Page 101 of Mrs. Pandey

Page List

Font Size:

“Tell me about her,” Riddhima said gently.

And I did.

I told her about Ira’s laughter, how it rang like temple bells in the early morning, unshaken even by the uniform’s weight on her shoulders. How she was a lieutenant in the Indian Army. How her smile was the first thing that came to me when I thought of home.

I told her how I loved her. Not the kind of love that needed constant words or promises, but the kind that anchored me,made me believe in something larger than uniforms, borders, and endless wars.

When I spoke of Ira, the ache in my chest shifted. It didn’t disappear, but it softened, like the edge of a wound when healing begins.

Riddhima listened. And for the first time in months, my voice carried something other than anger or despair. It carried longing, memory and love.

“You don’t smile when you talk about her,” Riddhima observed once. “But your eyes change. They soften. That’s a good sign.”

I wanted to tell her I didn’t know how to smile anymore. That my lips had forgotten the curve, that my laughter had been buried in the rubble of that prison cell. But I stayed quiet, because some truths are too heavy to release all at once.

______

Rehabilitation was its own battlefield.

They strapped braces onto my legs, pushed me into exercises that left me breathless and trembling. Every step was war. My shoulder resisted every stretch, my ribs screamed at every twist. Sweat pooled across my scarred skin, and I cursed under my breath as physiotherapists urged me on.

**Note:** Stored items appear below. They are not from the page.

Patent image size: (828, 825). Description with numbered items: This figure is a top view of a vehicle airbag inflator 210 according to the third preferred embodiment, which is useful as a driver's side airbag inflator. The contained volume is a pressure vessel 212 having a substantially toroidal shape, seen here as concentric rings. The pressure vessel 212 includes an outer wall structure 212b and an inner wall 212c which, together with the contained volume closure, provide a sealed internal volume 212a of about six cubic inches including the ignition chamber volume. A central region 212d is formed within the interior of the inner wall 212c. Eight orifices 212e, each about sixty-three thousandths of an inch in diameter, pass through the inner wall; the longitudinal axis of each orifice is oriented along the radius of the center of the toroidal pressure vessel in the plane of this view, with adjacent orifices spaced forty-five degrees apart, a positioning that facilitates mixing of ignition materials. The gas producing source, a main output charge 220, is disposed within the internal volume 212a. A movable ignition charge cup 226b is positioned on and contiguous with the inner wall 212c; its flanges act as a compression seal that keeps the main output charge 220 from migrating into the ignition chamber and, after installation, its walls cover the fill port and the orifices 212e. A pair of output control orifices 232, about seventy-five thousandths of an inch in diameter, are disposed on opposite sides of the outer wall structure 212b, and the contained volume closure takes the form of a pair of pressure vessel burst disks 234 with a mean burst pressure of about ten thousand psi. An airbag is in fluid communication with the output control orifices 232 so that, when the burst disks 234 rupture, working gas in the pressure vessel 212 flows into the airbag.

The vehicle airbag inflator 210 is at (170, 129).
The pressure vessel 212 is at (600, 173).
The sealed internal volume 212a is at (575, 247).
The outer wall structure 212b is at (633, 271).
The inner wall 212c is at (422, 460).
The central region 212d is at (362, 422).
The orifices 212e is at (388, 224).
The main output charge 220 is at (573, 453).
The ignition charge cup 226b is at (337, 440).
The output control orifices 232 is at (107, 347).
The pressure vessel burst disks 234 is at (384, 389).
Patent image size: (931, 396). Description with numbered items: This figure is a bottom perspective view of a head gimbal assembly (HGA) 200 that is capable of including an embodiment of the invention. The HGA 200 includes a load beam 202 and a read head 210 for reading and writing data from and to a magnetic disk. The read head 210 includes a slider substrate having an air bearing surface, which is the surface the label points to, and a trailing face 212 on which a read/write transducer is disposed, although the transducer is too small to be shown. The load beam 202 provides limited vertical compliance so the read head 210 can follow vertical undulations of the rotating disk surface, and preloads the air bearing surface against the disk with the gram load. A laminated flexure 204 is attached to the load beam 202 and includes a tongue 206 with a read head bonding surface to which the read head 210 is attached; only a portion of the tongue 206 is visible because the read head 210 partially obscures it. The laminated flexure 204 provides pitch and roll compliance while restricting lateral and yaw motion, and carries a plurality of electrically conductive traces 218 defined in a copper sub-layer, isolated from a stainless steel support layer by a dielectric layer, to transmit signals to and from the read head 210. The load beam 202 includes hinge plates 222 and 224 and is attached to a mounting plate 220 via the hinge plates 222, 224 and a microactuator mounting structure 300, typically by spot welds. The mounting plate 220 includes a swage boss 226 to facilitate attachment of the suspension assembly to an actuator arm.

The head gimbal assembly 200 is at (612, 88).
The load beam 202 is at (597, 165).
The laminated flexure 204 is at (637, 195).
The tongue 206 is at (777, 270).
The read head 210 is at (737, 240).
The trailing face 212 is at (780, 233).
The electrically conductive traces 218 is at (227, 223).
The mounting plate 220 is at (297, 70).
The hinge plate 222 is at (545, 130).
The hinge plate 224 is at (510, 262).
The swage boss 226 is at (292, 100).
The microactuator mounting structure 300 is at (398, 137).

Some days, I collapsed back into the bed, chest heaving, convinced my body had betrayed me forever. But Riddhima reminded me: “Every step you take is defiance. Every breath you fight for is victory. The men who hurt you would want you to give up. Don’t hand them that win.”

Her words echoed in my ears during the endless drills. Slowly, my body remembered. I could stand. Then I could walk, first with support, then alone. Each milestone was small, but each one carved a notch in the wall of my despair.

But the nights were still heavy.

One evening, after another nightmare had left me gasping for air, I told her the truth.

“I don’t know if I can ever be who I was. They didn’t just break me but they erased me. When I look in the mirror, I don’t see Prashant anymore. I see a ghost.”

Riddhima leaned forward, her eyes holding mine. “Then stop trying to be who you were. You’re not that man anymore. Trauma doesn’t erase you...it reshapes you. The question is, will you let it make you weaker, or will you let it forge you into something stronger?”

Her conviction was iron. At that moment, I realized she wasn’t just healing me. She was challenging me. Forcing me to confront the man I could still become.

_______

One year after my rescue, I walked the hospital courtyard under my own strength. The winter sun warmed my skin, the air sharp with Delhi’s chill. Other soldiers saluted me as I passed through them. Survivors, all of them. Men missing limbs, men with burns, men who carried scars deeper than any visible wound. For the first time, I didn’t feel alone.

That night, I spoke to Riddhima about Ira again.

“She doesn’t know what they did to me,” I admitted. “She knows I was missing, that I was tortured. But she doesn’t know how much of me they broke. I don’t want her to see me like this.”

Riddhima shook her head, her voice quiet but firm. “Prashant, she’s a soldier too. She understands more than you think. And love isn’t about showing someone your strength. It’s about letting them see your scars and still believing you’re worth standing beside.”

Her words stayed with me, reverberating in my chest long after she left. That night, for the first time in months, my dream of Ira wasn’t twisted by smoke or screams. I saw her clearly, standing tall in her olive-green uniform, her eyes shining with quiet pride, her hand reaching out for mine.

______

I waited. I kept waiting, hoping she would show up, hoping she would prove she still cared. Not a single day passed without Ira in my thoughts: how I would speak to her, how I would tell her about the hell I’d survived, about what they did to me.

Would she feel my pain? Would she understand? I wondered how she would look at me, how her emotions would surface when we finally met.

But one year passed and she never came, not even once.

She was in the army, I knew she had heard the news about me, about my condition but still, she hadn’t come to see whether I was dead or alive.

My heart longed for her face, her smile, her teasing words. I wanted to see her so badly that I could hardly function. Ira consumed my every thought. And when I heard she had been posted in Delhi not far from where I was I could no longer wait.